T. com. Rennes, du 30 janv. 2020

30 janvier 2020

Depuis 2010, Mme [Z] [G] exerce une activité de conseil et d'audit en réseaux et télécoms à destination des professionnels et des collectivités locales. Ayant d'abord exercé sous une forme individuelle, elle a depuis fondé la société Lorecom, immatriculée le 25 septembre 2012, qui poursuit la même activité.

Depuis l'origine, elle travaille avec la société Bretagne Télécom, opérateur spécialisé dans l'internet, la téléphonie fixe et mobile, ainsi que l'hébergement de données.

En contrepartie des clients qu'elle lui apporte et des contrats qu'elle lui fait signer, Lorecom perçoit des commissions de la part de Bretagne Télécom.

Par lettre recommandée du 7 février 2019, Bretagne Télécom a informé Lorecom de la résiliation de leur «'contrat de partenariat’ », lui reprochant de ne pas lui avoir apporté de nouveau contrat depuis plus d'un an. Elle lui a donc fait savoir que sa dernière commission serait celle, d'ailleurs déjà réglée, du 17 décembre précédent.

Lorecom a alors protesté contre cette résiliation, affirmant qu'elle n'avait pas cessé de travailler pour Bretagne Télécom et se prévalant en toute hypothèse, eu égard à l'ancienneté de leurs relations contractuelles, d'un droit à préavis ainsi que d'un droit à indemnité de rupture, Lorecom invoquant en effet le bénéfice du statut des agents commerciaux.

Bretagne Télécom a refusé d'accéder à ces demandes, contestant en effet la qualité d'agent commercial revendiquée par Lorecom et affirmant que leurs relations ne relevaient que du simple courtage et de l'apport d'affaires.

En l'absence de règlement amiable, Lorecom a fait assigner Bretagne Télécom devant le tribunal de commerce de Rennes qui, par jugement du 30 janvier 2020, a’ :

- débouté Lorecom de l'ensemble de ses demandes’ ;

- ordonné toutefois à Bretagne Télécom de communiquer les documents nécessaires au calcul des commissions dues à Lorecom pour les mois d'octobre et décembre 2018, ainsi que pour le mois de janvier 2019’ ;

- débouté les parties de leurs autres demandes’ ;

- condamné Lorecom aux entiers dépens de l'instance.

Par déclaration reçue au greffe de la cour le 4 mars 2020, Lorecom a interjeté appel de cette décision.

L'appelante a notifié ses dernières conclusions le 5 mai 2022, l'intimée les siennes le 11 août 2020.

La clôture a été prononcée par ordonnance du 2 juin 2022.
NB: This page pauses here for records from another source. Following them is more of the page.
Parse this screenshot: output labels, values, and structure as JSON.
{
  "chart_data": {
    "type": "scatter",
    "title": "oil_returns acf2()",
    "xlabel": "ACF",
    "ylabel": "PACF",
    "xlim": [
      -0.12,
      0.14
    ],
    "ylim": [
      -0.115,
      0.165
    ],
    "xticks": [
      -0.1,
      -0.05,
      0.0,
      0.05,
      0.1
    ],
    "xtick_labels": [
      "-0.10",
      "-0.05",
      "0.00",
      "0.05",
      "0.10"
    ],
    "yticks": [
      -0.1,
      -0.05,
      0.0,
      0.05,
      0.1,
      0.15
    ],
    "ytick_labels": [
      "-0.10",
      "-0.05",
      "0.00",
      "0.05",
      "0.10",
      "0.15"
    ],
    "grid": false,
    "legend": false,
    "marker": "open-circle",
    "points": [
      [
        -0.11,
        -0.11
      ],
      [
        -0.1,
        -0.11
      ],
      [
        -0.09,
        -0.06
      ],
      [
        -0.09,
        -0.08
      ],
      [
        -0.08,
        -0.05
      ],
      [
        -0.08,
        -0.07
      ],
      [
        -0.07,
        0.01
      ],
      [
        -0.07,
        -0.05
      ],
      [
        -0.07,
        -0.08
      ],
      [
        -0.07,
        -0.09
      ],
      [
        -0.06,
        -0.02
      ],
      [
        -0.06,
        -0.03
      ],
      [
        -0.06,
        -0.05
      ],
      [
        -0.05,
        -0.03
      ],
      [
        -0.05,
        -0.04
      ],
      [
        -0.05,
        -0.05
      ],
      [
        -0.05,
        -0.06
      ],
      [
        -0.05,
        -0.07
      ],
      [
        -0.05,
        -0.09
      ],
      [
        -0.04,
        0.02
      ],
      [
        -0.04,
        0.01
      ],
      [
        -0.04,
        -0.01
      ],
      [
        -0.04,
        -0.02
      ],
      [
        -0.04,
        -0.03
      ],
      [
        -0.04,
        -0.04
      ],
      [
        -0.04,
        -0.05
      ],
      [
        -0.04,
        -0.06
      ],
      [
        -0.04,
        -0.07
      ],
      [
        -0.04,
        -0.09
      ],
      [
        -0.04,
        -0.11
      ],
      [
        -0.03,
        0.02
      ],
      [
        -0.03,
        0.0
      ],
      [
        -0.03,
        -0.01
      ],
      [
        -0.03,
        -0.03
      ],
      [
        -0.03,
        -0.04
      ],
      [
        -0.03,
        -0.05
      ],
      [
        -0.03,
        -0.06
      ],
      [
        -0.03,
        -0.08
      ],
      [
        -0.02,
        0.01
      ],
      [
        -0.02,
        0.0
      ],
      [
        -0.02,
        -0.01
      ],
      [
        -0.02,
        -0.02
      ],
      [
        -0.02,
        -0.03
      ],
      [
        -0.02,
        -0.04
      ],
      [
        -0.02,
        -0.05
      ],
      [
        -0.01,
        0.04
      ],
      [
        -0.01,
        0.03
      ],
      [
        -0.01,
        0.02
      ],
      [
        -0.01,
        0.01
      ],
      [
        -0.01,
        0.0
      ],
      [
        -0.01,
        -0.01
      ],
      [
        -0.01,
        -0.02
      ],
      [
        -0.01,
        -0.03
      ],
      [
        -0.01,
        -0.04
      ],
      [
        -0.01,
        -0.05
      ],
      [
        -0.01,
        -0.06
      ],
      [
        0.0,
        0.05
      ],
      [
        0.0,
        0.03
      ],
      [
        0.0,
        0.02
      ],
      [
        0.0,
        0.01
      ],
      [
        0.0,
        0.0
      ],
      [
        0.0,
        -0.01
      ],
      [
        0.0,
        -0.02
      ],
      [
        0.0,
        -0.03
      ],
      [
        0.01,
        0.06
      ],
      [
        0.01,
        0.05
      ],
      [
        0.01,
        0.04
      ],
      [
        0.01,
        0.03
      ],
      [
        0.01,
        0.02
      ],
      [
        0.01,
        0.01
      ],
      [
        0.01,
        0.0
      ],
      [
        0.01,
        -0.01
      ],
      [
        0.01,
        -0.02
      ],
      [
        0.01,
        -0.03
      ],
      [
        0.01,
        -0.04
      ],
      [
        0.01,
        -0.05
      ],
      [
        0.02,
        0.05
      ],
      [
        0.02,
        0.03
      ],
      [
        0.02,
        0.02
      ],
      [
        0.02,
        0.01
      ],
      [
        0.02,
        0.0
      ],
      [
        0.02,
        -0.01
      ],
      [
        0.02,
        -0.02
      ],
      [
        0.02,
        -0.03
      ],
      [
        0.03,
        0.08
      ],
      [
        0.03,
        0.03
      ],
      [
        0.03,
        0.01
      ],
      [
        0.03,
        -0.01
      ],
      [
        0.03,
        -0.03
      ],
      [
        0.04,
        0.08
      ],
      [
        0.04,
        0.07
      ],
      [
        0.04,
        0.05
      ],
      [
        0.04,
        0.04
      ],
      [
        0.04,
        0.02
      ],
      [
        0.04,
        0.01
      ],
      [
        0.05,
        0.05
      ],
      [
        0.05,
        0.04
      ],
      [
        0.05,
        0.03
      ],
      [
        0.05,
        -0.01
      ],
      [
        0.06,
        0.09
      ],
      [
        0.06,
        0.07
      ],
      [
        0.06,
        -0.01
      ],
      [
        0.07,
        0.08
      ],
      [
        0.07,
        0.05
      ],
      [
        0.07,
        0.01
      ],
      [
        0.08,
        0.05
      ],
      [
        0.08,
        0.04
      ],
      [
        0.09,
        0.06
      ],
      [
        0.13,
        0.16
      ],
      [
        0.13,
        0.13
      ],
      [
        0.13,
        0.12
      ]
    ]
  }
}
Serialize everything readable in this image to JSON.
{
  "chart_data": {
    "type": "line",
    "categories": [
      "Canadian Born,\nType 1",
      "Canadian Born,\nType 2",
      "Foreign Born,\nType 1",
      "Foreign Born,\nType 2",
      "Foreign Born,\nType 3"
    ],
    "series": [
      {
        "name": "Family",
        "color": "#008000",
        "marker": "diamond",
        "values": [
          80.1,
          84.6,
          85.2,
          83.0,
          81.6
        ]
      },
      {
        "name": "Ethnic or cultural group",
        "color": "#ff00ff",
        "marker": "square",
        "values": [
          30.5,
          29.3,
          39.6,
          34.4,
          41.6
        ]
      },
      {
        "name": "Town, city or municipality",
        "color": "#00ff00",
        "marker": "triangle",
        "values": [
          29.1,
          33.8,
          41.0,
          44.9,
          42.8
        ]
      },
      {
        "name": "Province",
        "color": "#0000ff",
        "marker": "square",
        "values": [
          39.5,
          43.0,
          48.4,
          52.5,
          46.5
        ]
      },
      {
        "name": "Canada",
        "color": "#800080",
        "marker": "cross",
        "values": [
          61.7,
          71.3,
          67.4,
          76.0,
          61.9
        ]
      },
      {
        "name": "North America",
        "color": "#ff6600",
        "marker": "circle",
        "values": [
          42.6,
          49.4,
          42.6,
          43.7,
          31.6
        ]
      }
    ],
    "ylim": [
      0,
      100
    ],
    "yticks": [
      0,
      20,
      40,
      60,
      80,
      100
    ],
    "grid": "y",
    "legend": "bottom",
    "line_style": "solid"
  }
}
MOYENS ET PRETENTIONS DES PARTIES

Lorecom demande à la cour de :

Vu les articles L 134-1, L 134-11 et L 134-12 du code de commerce,

- réformer le jugement en toutes ses dispositions’ ;

Statuant à nouveau,

- condamner Bretagne Télécom à communiquer les documents nécessaires au calcul des commissions dues à Lorecom pour les mois d'octobre et décembre 2018, ainsi que pour les mois de janvier, février, mars, avril et mai 2019, sous astreinte de 200 € par jour de retard à compter de la signification de l'arrêt à intervenir ;

- se déclarer compétent pour la liquidation de l'astreinte et se réserver la liquidation de celle-ci’ ;

- condamner Bretagne Télécom au paiement des factures correspondantes, qui seront émises par Lorecom ;

- condamner Bretagne Télécom au paiement de la somme de 18.106,70 € au titre de l'indemnité de fin de contrat due à Lorecom’ ;

- condamner Bretagne Télécom au paiement de la somme de 10.000 € à titre de dommages et intérêts pour le préjudice moral subi par la résiliation brutale et ses conséquences’ ;

- débouter Bretagne Télécom de l'ensemble de ses demandes ;

- condamner Bretagne Télécom au paiement de la somme de 5.000 € au titre de l'article 700 du code de procédure civile ;

- condamner Bretagne Télécom aux entiers dépens.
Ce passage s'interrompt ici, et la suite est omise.